Still, the conflict is apparent: Ann struggling with herself, with her loneliness, with her desires for Steven, with her hope that her husband would return, with her trust for John. At times she fights with the winter, but that's just a metaphor; the real struggle is the internal conflict.
I don't why but when I finished "The painted door", I suddenly though of O Henry's "The last leaf". Both short stories are written about the cruel winter, both ended with a death because of the coldness, both involved "paint", and both had surprising endings. But of course other than those very few points everything else is completely different; one is about love and loneliness, one is about life and art. And so it would be a very awkward comparison for these two. But if I were allowed to hastily generalize, taking into account what Mr. Guraliuk said about Ross's "The painted door": "This is a perfect Canadian short story", I would have to say Canadian literature is so much quieter than any other country's literature that I've read. American literature is apparently(generally) fierce, fast-paced and immediately enthralling, just like "The last leaf", where actions speak louder than thoughts and words, and the plot is quickened by Johnsy's illness and the way Henry uses the "leaf" as a point for attention. But "The painted door" is silent, deep in thoughts and internal conflicts. Instead of narrating action, it describes at length the landscape "to mirror inner reality". Everything, Ann's emotions, the winter, the snow, the blizzard, were blended together in one vast and overwhelming atmosphere: cold.
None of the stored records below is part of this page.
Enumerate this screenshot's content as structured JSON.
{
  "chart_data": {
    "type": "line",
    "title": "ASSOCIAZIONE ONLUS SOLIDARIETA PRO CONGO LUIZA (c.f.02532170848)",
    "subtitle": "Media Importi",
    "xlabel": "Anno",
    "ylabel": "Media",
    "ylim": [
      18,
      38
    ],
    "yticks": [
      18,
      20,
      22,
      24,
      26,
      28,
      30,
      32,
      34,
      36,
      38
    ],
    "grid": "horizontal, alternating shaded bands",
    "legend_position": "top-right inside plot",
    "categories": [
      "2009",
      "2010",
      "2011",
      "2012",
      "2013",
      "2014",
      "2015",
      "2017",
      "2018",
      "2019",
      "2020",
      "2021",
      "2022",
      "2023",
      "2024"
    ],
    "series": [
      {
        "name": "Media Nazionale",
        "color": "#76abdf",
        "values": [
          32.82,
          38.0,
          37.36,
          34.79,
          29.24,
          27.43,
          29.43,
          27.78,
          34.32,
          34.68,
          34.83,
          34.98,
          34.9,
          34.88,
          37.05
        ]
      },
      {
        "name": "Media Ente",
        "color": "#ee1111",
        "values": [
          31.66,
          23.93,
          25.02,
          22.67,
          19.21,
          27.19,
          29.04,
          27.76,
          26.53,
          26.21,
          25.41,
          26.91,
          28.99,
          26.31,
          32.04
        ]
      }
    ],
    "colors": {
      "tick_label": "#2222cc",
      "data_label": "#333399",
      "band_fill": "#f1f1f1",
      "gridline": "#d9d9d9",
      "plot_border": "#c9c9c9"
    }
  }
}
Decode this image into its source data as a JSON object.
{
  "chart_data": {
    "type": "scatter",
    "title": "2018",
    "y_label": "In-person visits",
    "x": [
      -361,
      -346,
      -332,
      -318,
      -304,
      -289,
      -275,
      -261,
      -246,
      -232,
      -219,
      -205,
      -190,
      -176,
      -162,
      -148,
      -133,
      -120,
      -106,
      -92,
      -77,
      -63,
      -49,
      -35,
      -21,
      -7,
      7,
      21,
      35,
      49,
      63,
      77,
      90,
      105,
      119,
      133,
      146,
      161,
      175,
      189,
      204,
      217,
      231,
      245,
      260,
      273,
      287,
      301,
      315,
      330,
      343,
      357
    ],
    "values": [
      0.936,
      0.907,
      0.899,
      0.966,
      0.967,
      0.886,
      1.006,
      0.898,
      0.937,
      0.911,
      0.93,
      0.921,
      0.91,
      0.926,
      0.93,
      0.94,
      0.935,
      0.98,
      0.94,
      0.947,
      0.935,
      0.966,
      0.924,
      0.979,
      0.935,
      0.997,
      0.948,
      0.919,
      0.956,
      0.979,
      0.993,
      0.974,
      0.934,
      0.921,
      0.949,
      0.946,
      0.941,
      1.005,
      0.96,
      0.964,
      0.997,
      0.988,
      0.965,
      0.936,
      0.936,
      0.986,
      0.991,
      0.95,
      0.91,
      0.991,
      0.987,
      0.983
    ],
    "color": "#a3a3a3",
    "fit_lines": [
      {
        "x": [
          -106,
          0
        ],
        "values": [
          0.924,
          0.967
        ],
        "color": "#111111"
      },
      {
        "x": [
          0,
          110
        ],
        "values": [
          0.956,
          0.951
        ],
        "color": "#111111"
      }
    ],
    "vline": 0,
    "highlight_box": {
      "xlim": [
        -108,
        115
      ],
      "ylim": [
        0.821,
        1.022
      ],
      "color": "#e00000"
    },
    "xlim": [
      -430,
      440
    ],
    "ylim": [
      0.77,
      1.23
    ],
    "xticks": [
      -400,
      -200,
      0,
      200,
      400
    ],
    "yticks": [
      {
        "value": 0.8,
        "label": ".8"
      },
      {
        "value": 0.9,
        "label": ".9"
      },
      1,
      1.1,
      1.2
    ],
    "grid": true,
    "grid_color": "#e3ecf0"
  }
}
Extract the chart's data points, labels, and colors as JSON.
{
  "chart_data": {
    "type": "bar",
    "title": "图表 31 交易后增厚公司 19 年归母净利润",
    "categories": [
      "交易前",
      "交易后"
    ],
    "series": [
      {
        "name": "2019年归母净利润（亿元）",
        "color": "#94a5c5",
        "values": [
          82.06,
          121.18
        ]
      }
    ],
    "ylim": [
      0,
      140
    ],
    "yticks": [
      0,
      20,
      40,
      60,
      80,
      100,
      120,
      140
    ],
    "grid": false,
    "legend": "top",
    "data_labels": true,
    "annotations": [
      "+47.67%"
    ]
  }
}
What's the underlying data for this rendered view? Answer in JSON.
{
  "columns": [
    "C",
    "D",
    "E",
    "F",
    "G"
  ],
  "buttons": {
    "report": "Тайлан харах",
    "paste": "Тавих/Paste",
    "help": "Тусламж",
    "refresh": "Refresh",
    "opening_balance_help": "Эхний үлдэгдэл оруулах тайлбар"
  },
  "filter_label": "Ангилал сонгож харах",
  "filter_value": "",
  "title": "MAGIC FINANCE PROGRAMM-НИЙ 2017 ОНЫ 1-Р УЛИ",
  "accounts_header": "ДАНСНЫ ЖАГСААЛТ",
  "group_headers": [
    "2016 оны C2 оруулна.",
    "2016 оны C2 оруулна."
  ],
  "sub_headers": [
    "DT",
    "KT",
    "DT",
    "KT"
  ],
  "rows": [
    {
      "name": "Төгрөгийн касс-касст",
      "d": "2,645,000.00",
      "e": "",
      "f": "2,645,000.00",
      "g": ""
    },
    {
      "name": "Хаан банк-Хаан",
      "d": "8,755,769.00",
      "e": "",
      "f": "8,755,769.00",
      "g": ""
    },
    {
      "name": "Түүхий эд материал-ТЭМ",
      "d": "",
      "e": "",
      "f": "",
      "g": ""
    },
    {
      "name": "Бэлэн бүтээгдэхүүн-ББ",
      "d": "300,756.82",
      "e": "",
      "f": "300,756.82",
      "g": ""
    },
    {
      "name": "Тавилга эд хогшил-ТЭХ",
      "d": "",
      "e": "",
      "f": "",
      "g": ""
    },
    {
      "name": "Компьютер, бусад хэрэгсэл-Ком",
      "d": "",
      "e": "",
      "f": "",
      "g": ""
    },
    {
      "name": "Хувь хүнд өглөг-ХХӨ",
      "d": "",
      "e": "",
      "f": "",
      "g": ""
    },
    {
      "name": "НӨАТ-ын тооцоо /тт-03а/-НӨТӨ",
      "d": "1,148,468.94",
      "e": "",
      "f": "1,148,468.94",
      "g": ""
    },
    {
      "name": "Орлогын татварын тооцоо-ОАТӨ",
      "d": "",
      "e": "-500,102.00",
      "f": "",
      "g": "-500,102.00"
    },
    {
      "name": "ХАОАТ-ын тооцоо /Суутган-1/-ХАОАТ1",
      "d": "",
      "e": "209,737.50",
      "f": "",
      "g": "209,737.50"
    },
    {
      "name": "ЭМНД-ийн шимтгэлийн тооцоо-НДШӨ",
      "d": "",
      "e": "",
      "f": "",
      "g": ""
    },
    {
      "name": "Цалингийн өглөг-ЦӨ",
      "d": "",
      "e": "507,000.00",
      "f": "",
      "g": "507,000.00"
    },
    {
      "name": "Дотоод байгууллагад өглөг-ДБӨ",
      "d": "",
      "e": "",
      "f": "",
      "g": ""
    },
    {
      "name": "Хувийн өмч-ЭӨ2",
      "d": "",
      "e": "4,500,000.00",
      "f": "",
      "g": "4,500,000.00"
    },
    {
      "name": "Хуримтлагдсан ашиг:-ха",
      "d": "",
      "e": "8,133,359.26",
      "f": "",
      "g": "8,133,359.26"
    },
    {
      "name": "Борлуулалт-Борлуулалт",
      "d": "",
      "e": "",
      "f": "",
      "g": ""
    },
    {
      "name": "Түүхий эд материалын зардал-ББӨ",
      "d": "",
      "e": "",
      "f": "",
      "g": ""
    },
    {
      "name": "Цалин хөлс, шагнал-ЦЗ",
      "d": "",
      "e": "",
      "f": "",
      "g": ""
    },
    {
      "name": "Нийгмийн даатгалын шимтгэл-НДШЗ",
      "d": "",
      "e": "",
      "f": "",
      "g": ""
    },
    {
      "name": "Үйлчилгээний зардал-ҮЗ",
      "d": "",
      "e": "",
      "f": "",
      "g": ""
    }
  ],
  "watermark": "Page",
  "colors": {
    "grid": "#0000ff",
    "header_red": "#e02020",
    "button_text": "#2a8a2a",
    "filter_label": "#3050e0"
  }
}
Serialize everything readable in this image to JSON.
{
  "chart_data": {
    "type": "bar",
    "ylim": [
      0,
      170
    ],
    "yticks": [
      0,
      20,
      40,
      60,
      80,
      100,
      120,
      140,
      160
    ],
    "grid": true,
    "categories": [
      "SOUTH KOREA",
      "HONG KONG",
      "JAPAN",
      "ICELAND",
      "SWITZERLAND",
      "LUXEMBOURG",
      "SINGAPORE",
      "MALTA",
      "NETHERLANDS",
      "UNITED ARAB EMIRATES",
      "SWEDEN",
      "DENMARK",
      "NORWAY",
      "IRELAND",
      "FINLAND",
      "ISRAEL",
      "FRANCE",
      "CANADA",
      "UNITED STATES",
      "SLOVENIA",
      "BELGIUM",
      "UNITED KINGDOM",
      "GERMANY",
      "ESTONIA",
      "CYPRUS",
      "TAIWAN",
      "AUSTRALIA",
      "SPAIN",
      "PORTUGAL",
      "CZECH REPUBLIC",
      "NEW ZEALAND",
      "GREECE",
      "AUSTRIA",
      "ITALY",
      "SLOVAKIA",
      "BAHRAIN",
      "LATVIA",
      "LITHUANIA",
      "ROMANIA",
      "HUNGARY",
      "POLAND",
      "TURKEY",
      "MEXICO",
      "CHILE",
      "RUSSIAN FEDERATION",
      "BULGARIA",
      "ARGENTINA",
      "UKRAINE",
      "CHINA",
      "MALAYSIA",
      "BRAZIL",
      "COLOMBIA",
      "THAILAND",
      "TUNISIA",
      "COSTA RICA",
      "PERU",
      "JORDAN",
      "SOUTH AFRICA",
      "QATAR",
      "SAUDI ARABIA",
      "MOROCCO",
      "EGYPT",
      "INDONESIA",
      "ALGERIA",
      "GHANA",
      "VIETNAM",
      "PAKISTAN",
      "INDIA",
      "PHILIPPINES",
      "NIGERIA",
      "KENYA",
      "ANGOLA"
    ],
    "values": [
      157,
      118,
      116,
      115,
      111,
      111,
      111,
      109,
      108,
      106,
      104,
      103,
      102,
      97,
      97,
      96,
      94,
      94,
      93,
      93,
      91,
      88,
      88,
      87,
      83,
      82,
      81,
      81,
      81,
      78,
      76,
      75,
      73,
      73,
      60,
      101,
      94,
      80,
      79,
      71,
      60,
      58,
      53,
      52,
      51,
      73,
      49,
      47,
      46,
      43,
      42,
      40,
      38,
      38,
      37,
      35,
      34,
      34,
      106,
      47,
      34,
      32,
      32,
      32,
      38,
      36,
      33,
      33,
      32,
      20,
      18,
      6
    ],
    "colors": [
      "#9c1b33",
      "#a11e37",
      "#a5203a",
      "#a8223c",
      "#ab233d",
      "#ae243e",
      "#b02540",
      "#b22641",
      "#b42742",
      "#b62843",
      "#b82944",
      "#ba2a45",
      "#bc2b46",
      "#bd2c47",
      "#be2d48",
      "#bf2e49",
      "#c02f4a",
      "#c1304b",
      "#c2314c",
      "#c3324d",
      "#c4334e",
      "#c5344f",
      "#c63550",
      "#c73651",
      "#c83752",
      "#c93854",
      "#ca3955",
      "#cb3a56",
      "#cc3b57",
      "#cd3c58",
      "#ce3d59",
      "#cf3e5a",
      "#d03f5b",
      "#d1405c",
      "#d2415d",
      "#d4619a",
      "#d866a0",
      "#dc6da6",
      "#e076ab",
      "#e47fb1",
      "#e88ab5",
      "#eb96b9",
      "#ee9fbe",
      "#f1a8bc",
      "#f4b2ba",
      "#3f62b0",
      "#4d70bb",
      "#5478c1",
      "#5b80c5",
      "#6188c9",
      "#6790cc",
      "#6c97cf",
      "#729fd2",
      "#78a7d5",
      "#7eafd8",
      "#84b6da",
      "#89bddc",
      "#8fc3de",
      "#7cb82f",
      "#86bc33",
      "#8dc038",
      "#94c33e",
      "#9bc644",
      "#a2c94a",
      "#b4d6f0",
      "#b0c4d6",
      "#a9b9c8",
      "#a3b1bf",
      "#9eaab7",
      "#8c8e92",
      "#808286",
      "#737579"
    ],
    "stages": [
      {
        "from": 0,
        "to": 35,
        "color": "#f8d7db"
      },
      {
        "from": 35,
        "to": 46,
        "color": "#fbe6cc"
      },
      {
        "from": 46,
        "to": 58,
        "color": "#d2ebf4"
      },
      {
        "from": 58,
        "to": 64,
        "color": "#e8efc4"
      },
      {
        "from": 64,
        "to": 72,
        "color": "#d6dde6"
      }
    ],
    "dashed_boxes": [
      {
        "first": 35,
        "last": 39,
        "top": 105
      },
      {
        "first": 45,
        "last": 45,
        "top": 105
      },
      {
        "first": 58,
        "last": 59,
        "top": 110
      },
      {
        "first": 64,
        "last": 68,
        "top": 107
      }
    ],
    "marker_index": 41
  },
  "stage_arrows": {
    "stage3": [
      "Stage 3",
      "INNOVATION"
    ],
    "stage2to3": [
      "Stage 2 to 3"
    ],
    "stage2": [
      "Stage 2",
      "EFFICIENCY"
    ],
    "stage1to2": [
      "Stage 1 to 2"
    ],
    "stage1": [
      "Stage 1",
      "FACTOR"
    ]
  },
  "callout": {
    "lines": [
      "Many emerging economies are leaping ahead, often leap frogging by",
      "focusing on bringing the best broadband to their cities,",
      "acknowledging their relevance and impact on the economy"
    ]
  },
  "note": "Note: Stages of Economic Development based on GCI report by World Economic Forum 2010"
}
"It was as if all across the yard the snow were shivering awake-roused by the warnings of the wind to hold itself in readiness for the impending storm. They sky had become a sombre, whitish grey. It, too, as if in readiness, had shifted and lay close to earth. Before her a she watched a mane of powdery snow reared up breast-high against the darker background of the stable, tossed for a moment angrily, and then subsided again as if whipped down to obedience and restraint. But another followed, more reckless and impatient than the first. Another reeled and dashed itself against the window where she watched. Then ominously for a while there were only the angry little snakes of snow.[…] In the distance, sky and prairie now were merged into one another linelessly."